Neden bilmiyorum ama altıncı sezondaki sert ve ani her şey, Agents of SHIELD‘ın önceki sezonlarında çok tatmadığımız türden bir şeydi. Elbette bir Daredevil karanlıklığına saip değil, ancak çok daha sakin ve duygusal bir gidişata alışık olan bizler için tokat gibi sert ama duygusal bir şeyler izlemek benim açımdan çok değişik bir deneyim oldu. Keller’ın ölümü mü? Çok hızlı oldu. Çavuş’un adamlarından olan o büyük abimizin sonu mu? Klişeydi ama gururlandırıcıydı. May’in geri geleceğini bize garantilemelerine rağmen o yaşattıkları üzücü kayıp hissi mi? Vallahi gözyaşlarımız pıt etti. Yo-Yo’nun içine giren shrike peki? Kurtulmama ihtimali en yüksek olan karakterlerden biriydi ve kurtulma klişesine rağmen iyi bir tercihti. Fitz ve Simmons’ın Enoch tarafından ilahi müdahale tarzında kurtarılmış olmasına ne dersiniz? Sizi bilmem ama en beklendik şey olmasına rağmen bir an için gerçekten onları feda edecekler diye ödüm içine dışına çıktı. (Malum, Fitz’e yaşattıkları onca şeyden sonra kalbimizi dağlamayı hobi haline getirdiler…)

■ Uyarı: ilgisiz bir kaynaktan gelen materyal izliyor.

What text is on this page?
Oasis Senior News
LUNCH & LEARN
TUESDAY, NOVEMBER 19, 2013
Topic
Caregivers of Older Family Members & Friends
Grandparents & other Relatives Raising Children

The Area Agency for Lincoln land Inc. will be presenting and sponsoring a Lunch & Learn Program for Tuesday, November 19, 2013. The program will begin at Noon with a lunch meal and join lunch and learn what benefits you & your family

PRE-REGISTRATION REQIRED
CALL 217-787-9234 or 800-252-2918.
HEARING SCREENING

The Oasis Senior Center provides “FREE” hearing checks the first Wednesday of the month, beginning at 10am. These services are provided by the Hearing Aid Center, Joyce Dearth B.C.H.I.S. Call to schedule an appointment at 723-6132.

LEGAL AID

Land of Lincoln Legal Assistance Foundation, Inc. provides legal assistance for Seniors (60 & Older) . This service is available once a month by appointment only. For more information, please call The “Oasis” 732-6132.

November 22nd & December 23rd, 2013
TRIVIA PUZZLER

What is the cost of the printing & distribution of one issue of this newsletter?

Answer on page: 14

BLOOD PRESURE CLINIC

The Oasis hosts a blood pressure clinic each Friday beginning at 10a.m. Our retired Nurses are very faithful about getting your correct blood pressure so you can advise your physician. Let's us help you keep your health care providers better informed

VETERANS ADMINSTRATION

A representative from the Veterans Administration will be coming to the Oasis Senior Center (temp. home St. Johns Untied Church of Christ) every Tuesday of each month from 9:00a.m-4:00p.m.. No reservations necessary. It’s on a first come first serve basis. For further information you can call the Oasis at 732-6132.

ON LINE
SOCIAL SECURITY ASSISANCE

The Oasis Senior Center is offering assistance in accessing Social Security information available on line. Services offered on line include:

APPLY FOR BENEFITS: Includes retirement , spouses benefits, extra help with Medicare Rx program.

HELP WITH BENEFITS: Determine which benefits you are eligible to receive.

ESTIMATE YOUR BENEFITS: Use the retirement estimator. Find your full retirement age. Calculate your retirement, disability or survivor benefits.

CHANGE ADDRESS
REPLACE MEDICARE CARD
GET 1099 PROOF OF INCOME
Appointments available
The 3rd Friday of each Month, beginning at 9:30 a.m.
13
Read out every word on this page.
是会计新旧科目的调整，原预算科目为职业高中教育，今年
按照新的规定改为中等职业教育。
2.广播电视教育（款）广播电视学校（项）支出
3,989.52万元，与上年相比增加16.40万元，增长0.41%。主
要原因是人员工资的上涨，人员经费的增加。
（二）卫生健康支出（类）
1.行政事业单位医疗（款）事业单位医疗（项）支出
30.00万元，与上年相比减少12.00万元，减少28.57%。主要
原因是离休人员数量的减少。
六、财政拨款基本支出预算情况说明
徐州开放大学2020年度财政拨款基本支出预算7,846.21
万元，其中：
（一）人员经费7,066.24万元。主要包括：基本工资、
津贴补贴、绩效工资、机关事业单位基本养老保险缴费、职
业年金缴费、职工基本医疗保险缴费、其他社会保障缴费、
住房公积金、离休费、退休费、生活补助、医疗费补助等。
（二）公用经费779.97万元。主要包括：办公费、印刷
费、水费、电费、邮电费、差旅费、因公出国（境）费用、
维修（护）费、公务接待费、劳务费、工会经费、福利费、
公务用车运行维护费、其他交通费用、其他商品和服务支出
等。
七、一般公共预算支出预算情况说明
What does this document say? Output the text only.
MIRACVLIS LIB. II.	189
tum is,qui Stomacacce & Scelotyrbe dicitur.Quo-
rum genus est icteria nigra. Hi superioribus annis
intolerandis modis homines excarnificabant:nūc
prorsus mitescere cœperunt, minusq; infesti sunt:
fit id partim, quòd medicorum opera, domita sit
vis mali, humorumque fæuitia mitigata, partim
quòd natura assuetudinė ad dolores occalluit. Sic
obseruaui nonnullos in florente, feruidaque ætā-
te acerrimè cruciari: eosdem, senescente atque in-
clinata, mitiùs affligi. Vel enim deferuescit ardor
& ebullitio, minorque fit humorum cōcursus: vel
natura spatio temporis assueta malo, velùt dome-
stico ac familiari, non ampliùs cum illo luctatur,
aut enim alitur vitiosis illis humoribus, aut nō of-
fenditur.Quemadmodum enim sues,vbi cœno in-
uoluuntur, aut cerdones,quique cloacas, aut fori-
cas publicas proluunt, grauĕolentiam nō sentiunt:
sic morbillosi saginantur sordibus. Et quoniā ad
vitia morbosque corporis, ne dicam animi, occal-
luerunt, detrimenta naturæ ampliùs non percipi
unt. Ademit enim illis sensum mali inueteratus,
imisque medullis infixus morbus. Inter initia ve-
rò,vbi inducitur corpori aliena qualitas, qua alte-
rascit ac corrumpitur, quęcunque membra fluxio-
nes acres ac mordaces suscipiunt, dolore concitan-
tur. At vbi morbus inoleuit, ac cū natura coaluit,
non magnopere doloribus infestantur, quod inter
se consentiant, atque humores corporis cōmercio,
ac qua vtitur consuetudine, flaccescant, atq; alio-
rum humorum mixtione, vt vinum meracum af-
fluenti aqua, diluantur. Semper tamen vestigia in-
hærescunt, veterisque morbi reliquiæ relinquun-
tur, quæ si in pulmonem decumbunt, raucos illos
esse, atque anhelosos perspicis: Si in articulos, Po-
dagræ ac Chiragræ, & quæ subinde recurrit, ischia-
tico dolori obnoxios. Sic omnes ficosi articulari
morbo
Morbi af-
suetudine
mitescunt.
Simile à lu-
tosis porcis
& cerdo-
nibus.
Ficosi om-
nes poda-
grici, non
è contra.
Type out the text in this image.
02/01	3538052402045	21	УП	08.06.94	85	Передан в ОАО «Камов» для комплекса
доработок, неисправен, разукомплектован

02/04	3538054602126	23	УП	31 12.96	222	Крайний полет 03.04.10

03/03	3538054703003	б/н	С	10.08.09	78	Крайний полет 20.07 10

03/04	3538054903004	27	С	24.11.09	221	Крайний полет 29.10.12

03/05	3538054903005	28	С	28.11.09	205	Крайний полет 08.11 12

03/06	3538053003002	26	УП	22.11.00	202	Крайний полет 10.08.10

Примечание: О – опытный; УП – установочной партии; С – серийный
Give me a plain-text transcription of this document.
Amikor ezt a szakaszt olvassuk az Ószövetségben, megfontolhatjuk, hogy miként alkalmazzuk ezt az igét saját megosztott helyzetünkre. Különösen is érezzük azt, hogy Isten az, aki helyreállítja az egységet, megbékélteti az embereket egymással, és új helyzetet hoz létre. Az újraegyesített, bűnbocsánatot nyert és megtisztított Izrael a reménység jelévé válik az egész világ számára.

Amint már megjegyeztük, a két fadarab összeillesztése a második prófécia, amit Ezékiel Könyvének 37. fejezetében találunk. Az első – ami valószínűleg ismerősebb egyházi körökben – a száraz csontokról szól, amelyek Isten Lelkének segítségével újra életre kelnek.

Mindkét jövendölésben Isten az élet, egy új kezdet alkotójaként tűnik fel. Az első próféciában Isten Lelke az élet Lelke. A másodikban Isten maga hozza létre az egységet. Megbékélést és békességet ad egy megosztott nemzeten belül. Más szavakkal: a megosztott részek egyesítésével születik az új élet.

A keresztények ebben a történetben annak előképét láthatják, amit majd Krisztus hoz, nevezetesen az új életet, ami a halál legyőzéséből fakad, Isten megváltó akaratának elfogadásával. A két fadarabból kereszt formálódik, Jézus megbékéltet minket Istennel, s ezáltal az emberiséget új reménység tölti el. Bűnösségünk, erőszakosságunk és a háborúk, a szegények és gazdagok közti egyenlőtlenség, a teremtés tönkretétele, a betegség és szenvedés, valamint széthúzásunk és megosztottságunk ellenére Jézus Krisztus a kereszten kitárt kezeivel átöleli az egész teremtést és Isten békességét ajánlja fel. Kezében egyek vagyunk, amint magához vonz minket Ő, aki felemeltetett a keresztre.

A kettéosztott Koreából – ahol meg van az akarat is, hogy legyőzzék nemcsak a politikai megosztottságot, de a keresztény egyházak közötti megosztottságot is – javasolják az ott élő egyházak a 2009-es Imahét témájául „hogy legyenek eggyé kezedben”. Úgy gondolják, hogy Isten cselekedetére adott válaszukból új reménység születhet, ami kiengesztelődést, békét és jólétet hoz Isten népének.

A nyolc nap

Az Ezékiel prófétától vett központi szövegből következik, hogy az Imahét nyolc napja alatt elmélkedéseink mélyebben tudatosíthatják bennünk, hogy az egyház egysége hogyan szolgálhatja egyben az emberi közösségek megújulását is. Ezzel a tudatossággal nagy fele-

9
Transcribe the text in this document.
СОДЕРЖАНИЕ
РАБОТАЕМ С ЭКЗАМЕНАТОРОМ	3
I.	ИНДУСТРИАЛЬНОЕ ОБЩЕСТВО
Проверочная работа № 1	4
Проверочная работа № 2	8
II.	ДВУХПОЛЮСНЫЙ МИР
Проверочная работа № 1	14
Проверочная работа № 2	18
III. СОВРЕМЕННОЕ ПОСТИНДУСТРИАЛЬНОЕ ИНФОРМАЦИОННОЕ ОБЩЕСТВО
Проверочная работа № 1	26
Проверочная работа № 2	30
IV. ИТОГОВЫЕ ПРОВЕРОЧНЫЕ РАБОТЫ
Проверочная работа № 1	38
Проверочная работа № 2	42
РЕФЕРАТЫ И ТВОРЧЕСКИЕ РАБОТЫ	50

Şu ana kadar çok fazla dizi yorumlayıp inceledim, ancak Agents of SHIELD kadar sonu gelmeden üç-beş kelam etmenin bu kadar da zorladığı çok fazlasına rastlamadım. Kendine has tarzından olsa gerek, sonuna kadar tüketmeden koca bir sezonu yorumlamak inanılmaz derecede karmaşık oluyor. Beklenmedik bir şeyler olduğundan değil, sadece hikaye örgüsünü nasıl buraya kadar getirdiklerinden dolayı böyle hissettiğimi düşünüyorum, yanlış mıyım? Çünkü geçmişe gitmenin imkansız olduğunu savunmalarına rağmen eski Amerika’ya gitmeleri, Fitz’in yine ortalıkta olmaması, May’in uzun bir süre sonra aramıza katılacağı gerçeği, Coulson’ın LMD olarak dönmesi derken alışık olduğumuz türden tuhaflıklar var yalnızca. Ama nereye bağlanacağını ve nasıl sona ereceğini düşünürken de bir yandan neler diyebileceğimden emin olamıyorum.
Sanırım bu da Agents of SHIELD‘ın başarısı: After-credits sahnelerini beklercesine sizi sonuna kadar o koltuğa kitlemeye yemin etmiş adeta.